Depois de deixar Taiwan em busca de uma vida melhor nos Estados Unidos, um operário entende que o cotidiano no chamado Primeiro Mundo não é tão fácil assim. Adiante, a estremecida relação com a filha evidencia que certas escolhas práticas podem acarretar abismos emocionais.

Crítica

A principal matéria-prima de Tigertail é a ambiguidade da memória. As reminiscências do protagonista vivido por Tzi Ma na velhice e Lee Hong-Chi da adolescência à jovem fase adulta têm a capacidade de enternecê-lo, mas também de amplificar sua tristeza. Sujeito com dificuldades para conectar-se com as pessoas próximas, especialmente com a filha Ângela (Christine Ko), ele passa a limpo uma vida carregada de barreiras. O roteirista e diretor Alan Yang – amplamente conhecido como um dos idealizadores da série Master of None (2015-) – aproveita o retorno à meninice para construir cenas plasticamente bonitas, tais como as andanças da criança saudosa dos pais pelos vastos arrozais. A repressão do governo vigente em Taiwan aparece nas figuras de soldados que inspecionam a propriedade dos avós com os quais mora o pequeno. Todavia, logo o filme se desgarra dessa possibilidade de ler o ambiente sociocultural do país oriental. O que é uma pena, realmente.

Tigertail estabelece uma constante alternância temporal. Ora vemos o homem remando contra entraves afetivos na velhice, ora temos o desenho do que o levou a migrar aos Estados Unidos em busca de uma vida melhor. No escrutínio desse tempo em que os sonhos tinham peso significativo, é importante a figura de Yuan (Fang Yo-Hsing), a namorada que representa um elo excepcional, aquela que o protagonista abandona em função do pragmatismo definidor da existência posterior. Entretanto, se há uma fragilidade no roteiro é o estabelecimento simplório entre os atos e as consequências. A aridez emocional, assim, decorre da abdicação da paixão em nome da necessidade; tal escolha, como se percebe no desenrolar da trama, acarreta um recrudescimento ainda maior na capacidade do taiwanês de conectar-se sentimentalmente. Desse modo, com boas doses de didatismo, a dramaturgia oscila entre as puras constatações e as afirmações de certas teses.

São importantes nesse exercício claudicante as cenas passadas ao redor das mesas, especificamente em restaurantes. Na primeira, os dois amantes fogem do estabelecimento chique, apelando ao lugar-comum do “sair sem pagar” como evidência de uma audácia pulsante. Na segunda, a conversa truncada entre pai e filha, a tentativa de aproximação que acaba ressaltando o abismo existente entre os dois. Na terceira, o reencontro com o grande amor do passado, no qual a indagação dela quanto a sair novamente do recinto como devedores e a resposta dele “não, porque agora tenho dinheiro para pagar” são utilizadas como indícios de mudanças de várias ordens que, antes de qualquer coisa, inviabiliza uma reconexão profunda. Aliás, nessa passagem Yoan é vivida pela estrela Joan Chen – fãs de Twin Peaks (1990-) a reconhecerão como a intérprete da misteriosa Jocelyn Packard. O filme desperdiça boas oportunidades, como essa, por não confiar tanto nas entrelinhas.

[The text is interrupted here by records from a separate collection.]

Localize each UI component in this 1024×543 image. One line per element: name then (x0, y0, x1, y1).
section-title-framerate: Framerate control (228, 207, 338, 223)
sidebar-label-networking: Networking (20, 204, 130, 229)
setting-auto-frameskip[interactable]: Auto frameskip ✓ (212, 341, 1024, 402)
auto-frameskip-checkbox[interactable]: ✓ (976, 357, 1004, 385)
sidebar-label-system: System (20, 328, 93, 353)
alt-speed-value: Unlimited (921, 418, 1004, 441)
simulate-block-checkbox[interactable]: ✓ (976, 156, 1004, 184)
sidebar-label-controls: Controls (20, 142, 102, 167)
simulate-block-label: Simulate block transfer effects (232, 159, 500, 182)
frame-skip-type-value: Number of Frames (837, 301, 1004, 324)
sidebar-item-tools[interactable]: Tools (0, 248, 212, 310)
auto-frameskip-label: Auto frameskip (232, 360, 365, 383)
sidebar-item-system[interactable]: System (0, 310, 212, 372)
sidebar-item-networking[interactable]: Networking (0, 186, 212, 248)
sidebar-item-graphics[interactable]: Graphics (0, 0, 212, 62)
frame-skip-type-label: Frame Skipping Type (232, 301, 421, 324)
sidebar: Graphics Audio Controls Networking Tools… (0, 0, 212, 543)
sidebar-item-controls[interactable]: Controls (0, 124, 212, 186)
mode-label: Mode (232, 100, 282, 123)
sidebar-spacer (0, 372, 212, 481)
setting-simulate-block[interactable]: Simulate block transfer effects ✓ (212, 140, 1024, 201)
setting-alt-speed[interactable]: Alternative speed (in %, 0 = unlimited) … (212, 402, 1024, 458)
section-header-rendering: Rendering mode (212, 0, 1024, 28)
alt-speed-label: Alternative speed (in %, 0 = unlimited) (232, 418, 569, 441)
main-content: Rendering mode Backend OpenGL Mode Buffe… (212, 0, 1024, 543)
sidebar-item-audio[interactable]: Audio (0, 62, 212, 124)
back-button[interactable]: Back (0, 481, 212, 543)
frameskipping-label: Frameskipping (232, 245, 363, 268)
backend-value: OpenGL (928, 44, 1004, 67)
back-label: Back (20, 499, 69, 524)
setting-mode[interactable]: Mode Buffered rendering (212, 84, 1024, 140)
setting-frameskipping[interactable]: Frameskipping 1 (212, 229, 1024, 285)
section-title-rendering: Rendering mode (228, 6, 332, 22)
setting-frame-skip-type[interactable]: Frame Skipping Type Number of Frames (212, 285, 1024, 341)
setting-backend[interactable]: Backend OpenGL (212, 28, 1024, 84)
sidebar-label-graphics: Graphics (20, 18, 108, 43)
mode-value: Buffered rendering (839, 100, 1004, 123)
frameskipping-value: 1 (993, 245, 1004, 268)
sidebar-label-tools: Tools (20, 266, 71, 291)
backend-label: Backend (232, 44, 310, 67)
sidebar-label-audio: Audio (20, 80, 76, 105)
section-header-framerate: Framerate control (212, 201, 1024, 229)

Mesmo proposto a mostrar um trajeto de desilusão provocado por um conjunto de contingências sociais e econômicas, ou seja, por engrenagens alheias à capacidade de gerência do protagonista, Tigertail não mergulha devidamente nessas conjunturas como imperativas às decisões do protagonista.  As interações de Tzi Ma e Christine Ko são ligeiramente burocráticas, algo para além da frieza que deveria mediar os momentos compartilhados de seus personagens. A julgar pelo peso conferido às lembranças, é igualmente lamentável que Alan Young não substancie essa viagem tão dolorosa quanto acalentadora ao passado com dados narrativos que efetivem a passagem dos anos como fator complicador. O tempo, por exemplo, relega frações vitais a um recôndito acessado quando necessário revisitar a essência. A despeito dos senões, há uma vontade louvável de mostrar que nem sempre desejos são deixados de lado por falta de coragem, pois é impossível controlar tudo.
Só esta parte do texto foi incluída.